ADAM proteases (A Disintegrin And Metalloprotease Domain) are multi domain proteases with functions in tumor cell growth, cell adhesion and ECM remodeling. High expression levels of ADAM8 are correlated with bad patient prognosis in brain, lung, and pancreatic cancer. The objective of this study was to validate ADAM8 as drug target in adenocarcinomas.
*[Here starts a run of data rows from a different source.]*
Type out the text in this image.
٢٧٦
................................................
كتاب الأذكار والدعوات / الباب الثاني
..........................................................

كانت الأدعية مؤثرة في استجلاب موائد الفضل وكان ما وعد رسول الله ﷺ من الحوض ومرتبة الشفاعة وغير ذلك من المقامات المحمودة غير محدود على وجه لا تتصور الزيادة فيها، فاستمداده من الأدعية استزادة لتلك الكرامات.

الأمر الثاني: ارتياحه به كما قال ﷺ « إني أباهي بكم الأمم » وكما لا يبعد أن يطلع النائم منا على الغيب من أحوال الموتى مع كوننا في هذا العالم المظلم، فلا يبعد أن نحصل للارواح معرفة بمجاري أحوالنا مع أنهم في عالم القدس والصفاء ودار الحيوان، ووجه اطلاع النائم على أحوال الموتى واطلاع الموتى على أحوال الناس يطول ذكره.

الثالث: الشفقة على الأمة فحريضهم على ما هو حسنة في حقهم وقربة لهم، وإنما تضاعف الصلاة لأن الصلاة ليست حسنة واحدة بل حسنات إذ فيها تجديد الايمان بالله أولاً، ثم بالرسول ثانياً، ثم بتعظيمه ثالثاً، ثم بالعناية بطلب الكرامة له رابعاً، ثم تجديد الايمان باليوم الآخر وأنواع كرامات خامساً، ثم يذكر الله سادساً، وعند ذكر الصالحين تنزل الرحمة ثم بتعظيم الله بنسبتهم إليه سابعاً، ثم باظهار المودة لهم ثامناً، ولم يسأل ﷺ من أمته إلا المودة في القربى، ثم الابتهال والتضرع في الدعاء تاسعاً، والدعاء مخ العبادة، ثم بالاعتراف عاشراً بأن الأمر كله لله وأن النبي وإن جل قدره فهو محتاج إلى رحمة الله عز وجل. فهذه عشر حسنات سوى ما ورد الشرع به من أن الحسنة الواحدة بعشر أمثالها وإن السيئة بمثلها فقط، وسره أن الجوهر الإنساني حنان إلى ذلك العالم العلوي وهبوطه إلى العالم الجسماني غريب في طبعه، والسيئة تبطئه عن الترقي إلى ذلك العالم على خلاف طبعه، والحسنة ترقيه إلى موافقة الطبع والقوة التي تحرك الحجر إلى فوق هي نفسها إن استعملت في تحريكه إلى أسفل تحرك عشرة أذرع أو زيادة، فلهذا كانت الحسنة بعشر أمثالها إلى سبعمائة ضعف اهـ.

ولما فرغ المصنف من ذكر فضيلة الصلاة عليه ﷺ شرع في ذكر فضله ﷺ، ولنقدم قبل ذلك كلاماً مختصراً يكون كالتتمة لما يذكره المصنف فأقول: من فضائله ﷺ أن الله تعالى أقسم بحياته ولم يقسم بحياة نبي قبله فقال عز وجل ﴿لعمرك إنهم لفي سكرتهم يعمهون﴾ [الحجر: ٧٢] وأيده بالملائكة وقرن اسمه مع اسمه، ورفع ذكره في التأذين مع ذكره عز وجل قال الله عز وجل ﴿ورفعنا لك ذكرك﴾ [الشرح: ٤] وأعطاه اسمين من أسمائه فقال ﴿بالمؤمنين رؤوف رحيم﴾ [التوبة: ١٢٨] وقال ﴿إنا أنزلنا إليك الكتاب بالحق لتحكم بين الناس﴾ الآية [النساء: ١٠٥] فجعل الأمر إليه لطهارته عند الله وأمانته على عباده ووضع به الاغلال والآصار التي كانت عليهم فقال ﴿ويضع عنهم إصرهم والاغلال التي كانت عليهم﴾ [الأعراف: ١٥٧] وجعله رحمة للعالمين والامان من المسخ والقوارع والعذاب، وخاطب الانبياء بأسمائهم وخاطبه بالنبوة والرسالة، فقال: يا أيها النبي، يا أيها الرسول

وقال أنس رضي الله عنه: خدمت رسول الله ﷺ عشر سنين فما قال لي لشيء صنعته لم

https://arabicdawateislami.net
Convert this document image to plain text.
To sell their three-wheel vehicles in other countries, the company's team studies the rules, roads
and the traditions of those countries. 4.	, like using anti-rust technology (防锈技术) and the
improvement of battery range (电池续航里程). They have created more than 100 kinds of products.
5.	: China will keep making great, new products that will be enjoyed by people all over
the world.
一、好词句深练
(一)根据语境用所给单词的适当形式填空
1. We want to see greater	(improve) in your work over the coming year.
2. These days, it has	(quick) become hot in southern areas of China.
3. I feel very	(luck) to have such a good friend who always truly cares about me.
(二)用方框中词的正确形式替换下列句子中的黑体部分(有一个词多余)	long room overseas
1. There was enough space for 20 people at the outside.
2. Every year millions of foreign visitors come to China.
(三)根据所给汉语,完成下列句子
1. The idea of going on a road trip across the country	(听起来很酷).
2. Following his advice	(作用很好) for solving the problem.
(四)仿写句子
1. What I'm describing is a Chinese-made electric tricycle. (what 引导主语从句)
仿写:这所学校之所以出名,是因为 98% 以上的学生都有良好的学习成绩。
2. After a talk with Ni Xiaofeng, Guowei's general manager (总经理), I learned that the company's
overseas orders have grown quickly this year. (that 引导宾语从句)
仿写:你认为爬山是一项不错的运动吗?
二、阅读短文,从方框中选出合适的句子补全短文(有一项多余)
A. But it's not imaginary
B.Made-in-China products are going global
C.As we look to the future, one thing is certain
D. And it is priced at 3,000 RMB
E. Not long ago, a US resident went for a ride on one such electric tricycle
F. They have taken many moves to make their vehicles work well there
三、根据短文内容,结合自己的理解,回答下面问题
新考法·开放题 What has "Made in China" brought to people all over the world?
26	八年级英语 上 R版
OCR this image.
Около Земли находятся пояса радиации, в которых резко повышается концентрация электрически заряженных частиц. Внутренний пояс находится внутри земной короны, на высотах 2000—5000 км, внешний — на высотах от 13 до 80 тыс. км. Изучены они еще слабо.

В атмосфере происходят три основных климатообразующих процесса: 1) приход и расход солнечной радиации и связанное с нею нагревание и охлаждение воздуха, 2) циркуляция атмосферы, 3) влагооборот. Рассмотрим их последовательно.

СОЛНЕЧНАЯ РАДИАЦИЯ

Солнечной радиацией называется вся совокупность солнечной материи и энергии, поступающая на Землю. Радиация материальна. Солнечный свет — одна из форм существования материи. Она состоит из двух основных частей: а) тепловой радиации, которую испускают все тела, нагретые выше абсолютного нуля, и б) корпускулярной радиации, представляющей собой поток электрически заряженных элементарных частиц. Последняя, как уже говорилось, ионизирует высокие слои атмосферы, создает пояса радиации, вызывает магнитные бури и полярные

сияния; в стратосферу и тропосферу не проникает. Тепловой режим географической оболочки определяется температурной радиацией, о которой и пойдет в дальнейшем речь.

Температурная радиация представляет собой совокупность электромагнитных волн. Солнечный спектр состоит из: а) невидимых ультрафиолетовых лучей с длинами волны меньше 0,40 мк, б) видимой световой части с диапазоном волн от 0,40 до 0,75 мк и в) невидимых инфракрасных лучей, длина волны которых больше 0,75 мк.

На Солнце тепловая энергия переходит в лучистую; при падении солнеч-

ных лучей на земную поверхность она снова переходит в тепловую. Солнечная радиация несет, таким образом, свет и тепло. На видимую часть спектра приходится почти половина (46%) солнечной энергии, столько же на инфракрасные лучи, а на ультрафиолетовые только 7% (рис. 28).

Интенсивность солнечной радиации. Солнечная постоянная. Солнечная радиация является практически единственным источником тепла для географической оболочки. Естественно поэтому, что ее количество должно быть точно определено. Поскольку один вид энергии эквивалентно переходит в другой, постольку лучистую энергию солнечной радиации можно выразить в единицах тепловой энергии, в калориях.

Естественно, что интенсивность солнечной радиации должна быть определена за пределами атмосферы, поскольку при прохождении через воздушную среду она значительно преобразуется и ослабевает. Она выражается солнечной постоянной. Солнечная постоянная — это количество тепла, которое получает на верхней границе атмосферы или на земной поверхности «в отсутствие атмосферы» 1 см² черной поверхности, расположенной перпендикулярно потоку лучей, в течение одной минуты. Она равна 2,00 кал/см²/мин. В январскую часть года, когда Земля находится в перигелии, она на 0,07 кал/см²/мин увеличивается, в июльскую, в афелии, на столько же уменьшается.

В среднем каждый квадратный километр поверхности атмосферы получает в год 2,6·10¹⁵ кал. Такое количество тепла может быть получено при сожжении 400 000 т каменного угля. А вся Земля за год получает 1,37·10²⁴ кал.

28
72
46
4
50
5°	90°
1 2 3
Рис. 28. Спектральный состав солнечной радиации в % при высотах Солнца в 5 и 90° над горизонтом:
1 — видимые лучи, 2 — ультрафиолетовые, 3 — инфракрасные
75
In pancreatic tumor cells Panc1, ADAM8 overexpression (Panc1/A8) leads to increased cell migration and cleavage of fibronectin and collagen I and IV, causing enhanced invasion into the ECM via ADAM8. In Panc1/A8 cells, ADAM8 interacts with β1 integrin, activating ERK, Akt and p38 pathways. Panc1/A8 cells were grafted orthotopically into pancreas of nude mice. Larger tumors were found from Panc1/A8 cells compared to control cells. More importantly, higher metastatic load from these cells in liver and spleen was observed. As therapy approach, we designed a cyclic peptide (“cycP1”) mimicking the integrin binding loop of ADAM8. CycP1 impedes ADAM8‐β1 integrin interactions causing reduced intracellular signaling. In vivo , cycP1 is very potent in reducing tumor load and formation of metastases compared to untreated mice. Our results suggest that inhibition of ADAM8 in highly invasive adenocarcinomas is feasible for therapeutic intervention and provides a solid basis for further preclinical drug development. Supported by Cancer Research UK.